Single by Rodney Atkins

from the album If You're Going Through Hell
- Released: September 18, 2006
- Genre: Country
- Length: 3:55
- Label: Curb
- Songwriters: Rodney Atkins Steve Dean Brian Gene White
- Producers: Ted Hewitt Rodney Atkins

Rodney Atkins singles chronology
| "If You're Going Through Hell (Before the Devil Even Knows)" (2006) | "Watching You" (2006) | "These Are My People" (2007) |

= Watching You (Rodney Atkins song) =

2006 single by Rodney Atkins

"Watching You" is a song co-written and recorded by American country music artist Rodney Atkins. It was released in September 18, 2006 as the second single from the album If You're Going Through Hell. The single became his second number-one single on the Billboard U.S. Hot Country Songs chart. It was named the number-one song of 2007 on Billboard's year-end chart. The song was written by Atkins, Steve Dean, and Brian Gene White.

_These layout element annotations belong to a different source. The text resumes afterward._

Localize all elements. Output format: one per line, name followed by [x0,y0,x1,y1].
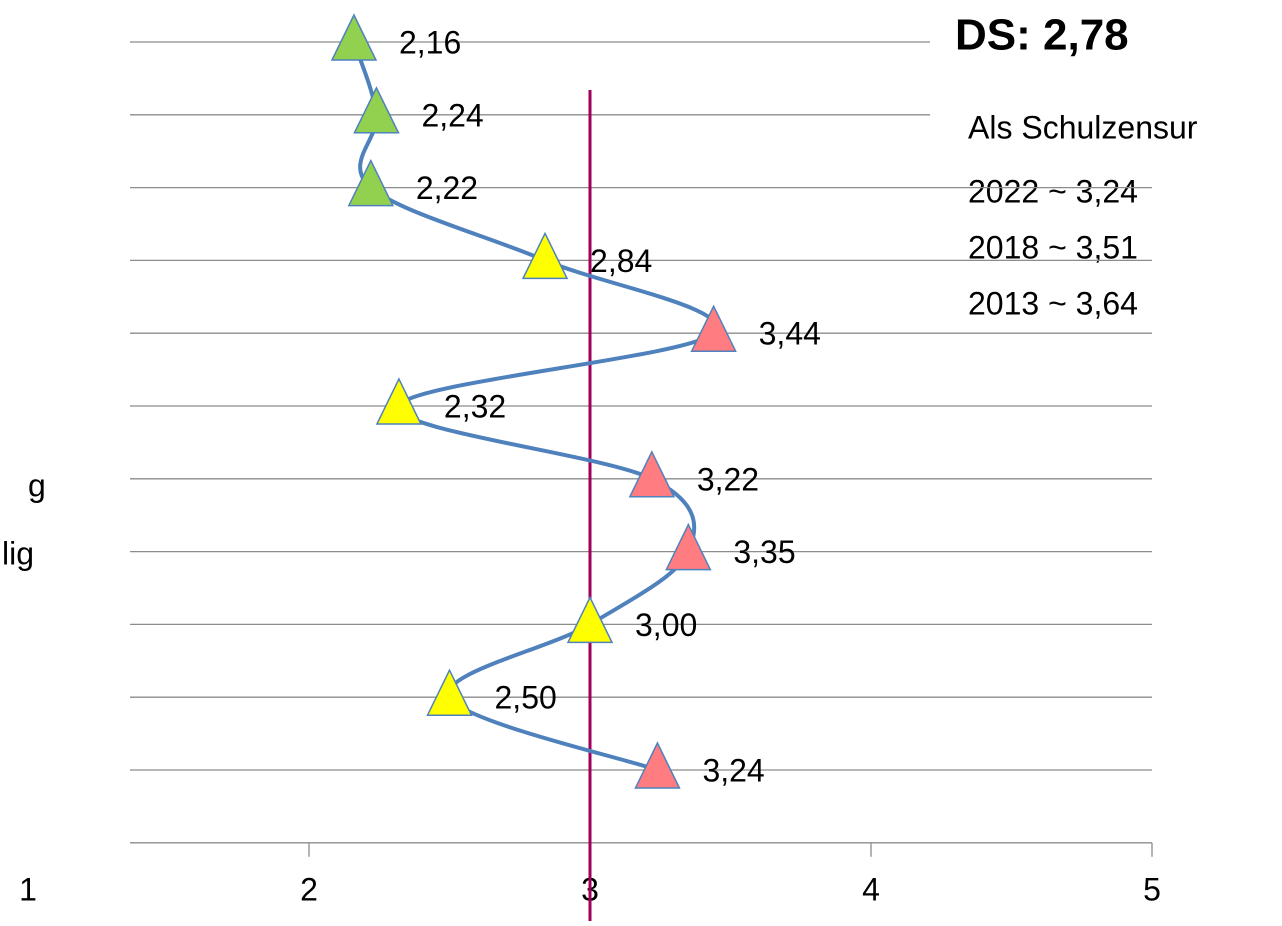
data-label: 2,84 [590,243,652,279]
data-label: 3,00 [635,607,697,643]
triangle-marker [634,741,681,789]
triangle-marker [347,158,395,207]
triangle-marker [566,595,614,644]
data-label: 3,35 [733,534,795,570]
annotation-line: 2018 ~ 3,51 [968,229,1138,265]
data-label: 2,22 [416,170,478,206]
annotation-line: 2013 ~ 3,64 [968,285,1138,321]
triangle-marker [521,231,569,280]
left-fragment: g [28,467,46,503]
triangle-marker [375,377,423,425]
triangle-marker [665,522,712,571]
score-annotation: DS: 2,78 [955,11,1129,60]
x-tick-label: 2 [300,871,318,907]
data-label: 3,44 [759,316,821,352]
annotation-line: 2022 ~ 3,24 [968,173,1138,209]
annotation-heading: Als Schulzensur [968,109,1198,145]
triangle-marker [690,304,737,352]
data-label: 2,50 [495,680,557,716]
data-label: 2,16 [399,24,461,60]
x-tick-label: 1 [19,871,37,907]
data-label: 2,24 [421,97,483,133]
x-tick-label: 5 [1143,871,1161,907]
x-tick-label: 4 [862,871,880,907]
left-fragment: lig [2,535,34,571]
triangle-marker [426,668,473,716]
triangle-marker [330,13,378,61]
data-label: 3,22 [697,461,759,497]
triangle-marker [628,450,676,498]
triangle-marker [353,86,400,134]
data-label: 2,32 [444,388,506,424]
data-label: 3,24 [702,752,764,788]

==Background and writing==
The song was inspired by Atkins's son, Elijah. After finding out that Elijah had been singing his father's 2006 single "If You're Going Through Hell (Before the Devil Even Knows)" to his teachers, Atkins then had to explain to his son that it "might not be appropriate for him to be singing that in school."

==Content==
The song is a moderate up-tempo portraying two examples of a son learning from his father. In the first verse, the father and son are in the car together, driving through town. The son is eating a Happy Meal in the passenger seat, just as the father slams on the brakes at a red light, causing the boy to spill his food all over himself and say "a four-letter word" (implied to be "shit"). The father asks where his son learned "to talk like that", and the boy then responds with the refrain, "I've been watching you. / Dad, ain't that cool? / I'm your buckaroo, I wanna be like you."

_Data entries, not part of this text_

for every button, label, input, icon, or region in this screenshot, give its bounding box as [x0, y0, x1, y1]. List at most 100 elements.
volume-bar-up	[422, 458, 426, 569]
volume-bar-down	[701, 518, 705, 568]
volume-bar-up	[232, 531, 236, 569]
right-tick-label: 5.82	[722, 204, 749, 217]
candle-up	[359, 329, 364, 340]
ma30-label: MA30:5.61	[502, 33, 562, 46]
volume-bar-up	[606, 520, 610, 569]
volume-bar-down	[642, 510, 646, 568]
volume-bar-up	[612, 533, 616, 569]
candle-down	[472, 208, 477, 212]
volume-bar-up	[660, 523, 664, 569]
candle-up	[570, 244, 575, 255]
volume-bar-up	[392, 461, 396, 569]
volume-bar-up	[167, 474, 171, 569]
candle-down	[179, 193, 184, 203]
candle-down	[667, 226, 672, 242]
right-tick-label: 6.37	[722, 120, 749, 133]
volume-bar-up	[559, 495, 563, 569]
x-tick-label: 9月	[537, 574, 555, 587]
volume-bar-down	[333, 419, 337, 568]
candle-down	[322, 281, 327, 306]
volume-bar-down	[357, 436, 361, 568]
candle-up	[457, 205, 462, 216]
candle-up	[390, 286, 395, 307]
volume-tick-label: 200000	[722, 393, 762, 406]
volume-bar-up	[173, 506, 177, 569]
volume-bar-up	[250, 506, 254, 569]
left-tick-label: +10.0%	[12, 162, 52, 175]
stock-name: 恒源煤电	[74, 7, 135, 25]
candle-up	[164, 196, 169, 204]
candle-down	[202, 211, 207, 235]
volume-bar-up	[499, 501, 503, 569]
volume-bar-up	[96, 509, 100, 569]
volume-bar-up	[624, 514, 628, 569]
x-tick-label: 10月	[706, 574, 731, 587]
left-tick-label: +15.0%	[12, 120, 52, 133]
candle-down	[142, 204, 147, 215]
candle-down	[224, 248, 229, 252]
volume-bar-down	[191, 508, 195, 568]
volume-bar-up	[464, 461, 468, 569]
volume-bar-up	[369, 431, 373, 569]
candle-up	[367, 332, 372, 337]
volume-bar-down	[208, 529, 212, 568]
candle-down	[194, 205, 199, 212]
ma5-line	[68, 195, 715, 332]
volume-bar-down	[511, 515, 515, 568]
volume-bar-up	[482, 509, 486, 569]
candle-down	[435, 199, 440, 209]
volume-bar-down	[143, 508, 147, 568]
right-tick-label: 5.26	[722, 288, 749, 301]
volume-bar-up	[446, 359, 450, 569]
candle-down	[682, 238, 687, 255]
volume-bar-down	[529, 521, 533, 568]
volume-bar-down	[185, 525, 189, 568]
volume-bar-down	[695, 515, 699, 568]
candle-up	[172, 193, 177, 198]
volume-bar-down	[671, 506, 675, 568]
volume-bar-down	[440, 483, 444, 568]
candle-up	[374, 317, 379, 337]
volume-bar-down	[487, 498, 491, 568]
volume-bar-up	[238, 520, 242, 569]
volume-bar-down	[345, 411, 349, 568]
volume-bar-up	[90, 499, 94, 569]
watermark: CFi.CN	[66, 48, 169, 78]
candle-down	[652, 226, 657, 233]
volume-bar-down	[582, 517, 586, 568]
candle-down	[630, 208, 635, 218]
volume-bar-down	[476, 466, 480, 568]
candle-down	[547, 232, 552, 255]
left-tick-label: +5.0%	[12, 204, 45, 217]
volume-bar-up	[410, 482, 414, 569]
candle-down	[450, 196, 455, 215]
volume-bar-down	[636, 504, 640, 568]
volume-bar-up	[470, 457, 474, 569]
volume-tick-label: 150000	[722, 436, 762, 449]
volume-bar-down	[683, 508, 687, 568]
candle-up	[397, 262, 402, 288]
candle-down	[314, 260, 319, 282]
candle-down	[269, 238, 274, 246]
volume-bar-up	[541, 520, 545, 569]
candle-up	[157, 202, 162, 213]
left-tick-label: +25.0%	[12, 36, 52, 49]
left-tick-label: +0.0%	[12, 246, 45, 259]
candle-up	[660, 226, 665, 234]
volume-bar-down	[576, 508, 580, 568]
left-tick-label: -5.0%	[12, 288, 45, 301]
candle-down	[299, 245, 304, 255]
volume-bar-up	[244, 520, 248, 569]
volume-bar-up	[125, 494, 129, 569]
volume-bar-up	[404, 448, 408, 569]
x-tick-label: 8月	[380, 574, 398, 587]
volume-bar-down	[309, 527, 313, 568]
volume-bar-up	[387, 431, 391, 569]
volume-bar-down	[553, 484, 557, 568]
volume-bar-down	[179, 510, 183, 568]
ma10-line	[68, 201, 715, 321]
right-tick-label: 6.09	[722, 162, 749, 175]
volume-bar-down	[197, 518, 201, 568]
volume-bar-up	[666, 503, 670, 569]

In the second verse, the father heads out to his barn and begins to pray ("Lord, please help me help my stupid self.") Still later, at bedtime, the boy kneels beside his bed to pray as well, with his father watching. Upon hearing the boy's prayers, the father asks "Where'd you learn to pray like that?" to which the boy again responds by saying that he has been watching his father. The father then responds by hugging his son and stating his pride in the boy.

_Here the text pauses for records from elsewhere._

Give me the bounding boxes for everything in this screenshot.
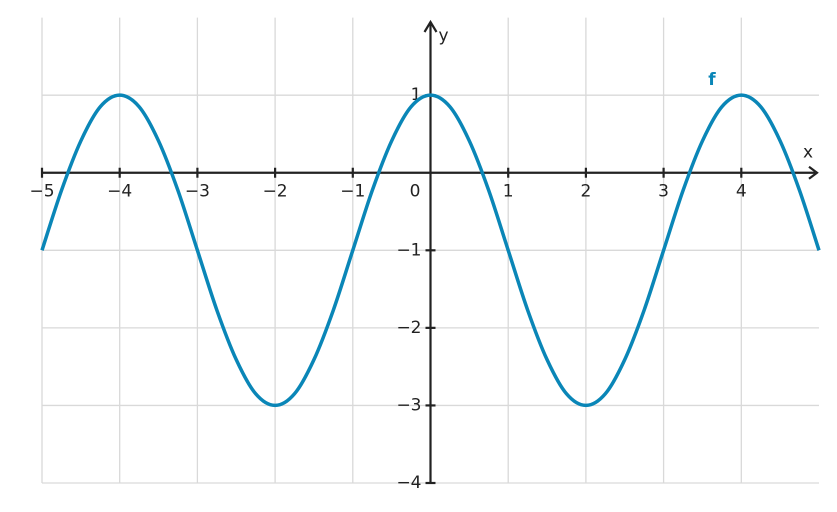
- x-tick-label: −4: [107, 182, 132, 202]
- x-tick-label: −2: [263, 182, 288, 202]
- x-tick-label: 1: [503, 182, 514, 202]
- y-tick-label: −3: [396, 395, 421, 415]
- x-axis-label: x: [803, 143, 813, 163]
- x-tick-label: 4: [736, 182, 747, 202]
- x-tick-label: −3: [185, 182, 210, 202]
- x-tick-label: 2: [580, 182, 591, 202]
- curve-label: f: [708, 70, 716, 90]
- x-tick-label: −1: [340, 182, 365, 202]
- x-tick-label: 0: [410, 182, 421, 202]
- x-tick-label: −5: [29, 182, 54, 202]
- y-tick-label: −4: [396, 473, 421, 493]
- y-axis-label: y: [439, 26, 449, 46]
- function-curve: [40, 93, 821, 408]
- y-tick-label: −2: [396, 318, 421, 338]
- y-tick-label: 1: [411, 85, 422, 105]
- x-tick-label: 3: [658, 182, 669, 202]
- y-tick-label: −1: [396, 240, 421, 260]
- x-axis-arrow: [808, 165, 819, 180]
- y-axis-arrow: [423, 19, 438, 33]
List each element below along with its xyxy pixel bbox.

In the final verse, the boy expresses that he will "still know what to do" when he is grown up, highlighting the importance of being a good example.

==Music video==
The video portrays the events which are laid out in the song's lyrics. Elijah also portrays the child in the song's video, and as a result, he has gained recognition in public. It was Atkins' second video directed by Eric Welch.

The music video reached number 1 on CMT's Top Twenty Countdown for the week of January 11, 2007.

==Watching You 2.0==
On May 23, 2025, Atkins released a second version of the song, titled "Watching You 2.0", as a promotional single. This new rendition brings the song full circle, as it features Atkins' son, Elijah, whom the song was written about, singing the choruses that his father originally sang from his son's perspective.

==Charts==

| Chart (2006–2007) | Peak Position |
|---|---|
| Canada Country (Billboard) | 3 |
| US Billboard Hot 100 | 36 |
| US Hot Country Songs (Billboard) | 1 |

===Year-end charts===

| Chart (2007) | Position |
|---|---|
| US Country Songs (Billboard) | 1 |

==Certifications==

| Region | Certification | Certified units/sales |
| United States (RIAA) | 3× Platinum | 3,000,000^{‡} |
^{‡} Sales+streaming figures based on certification alone.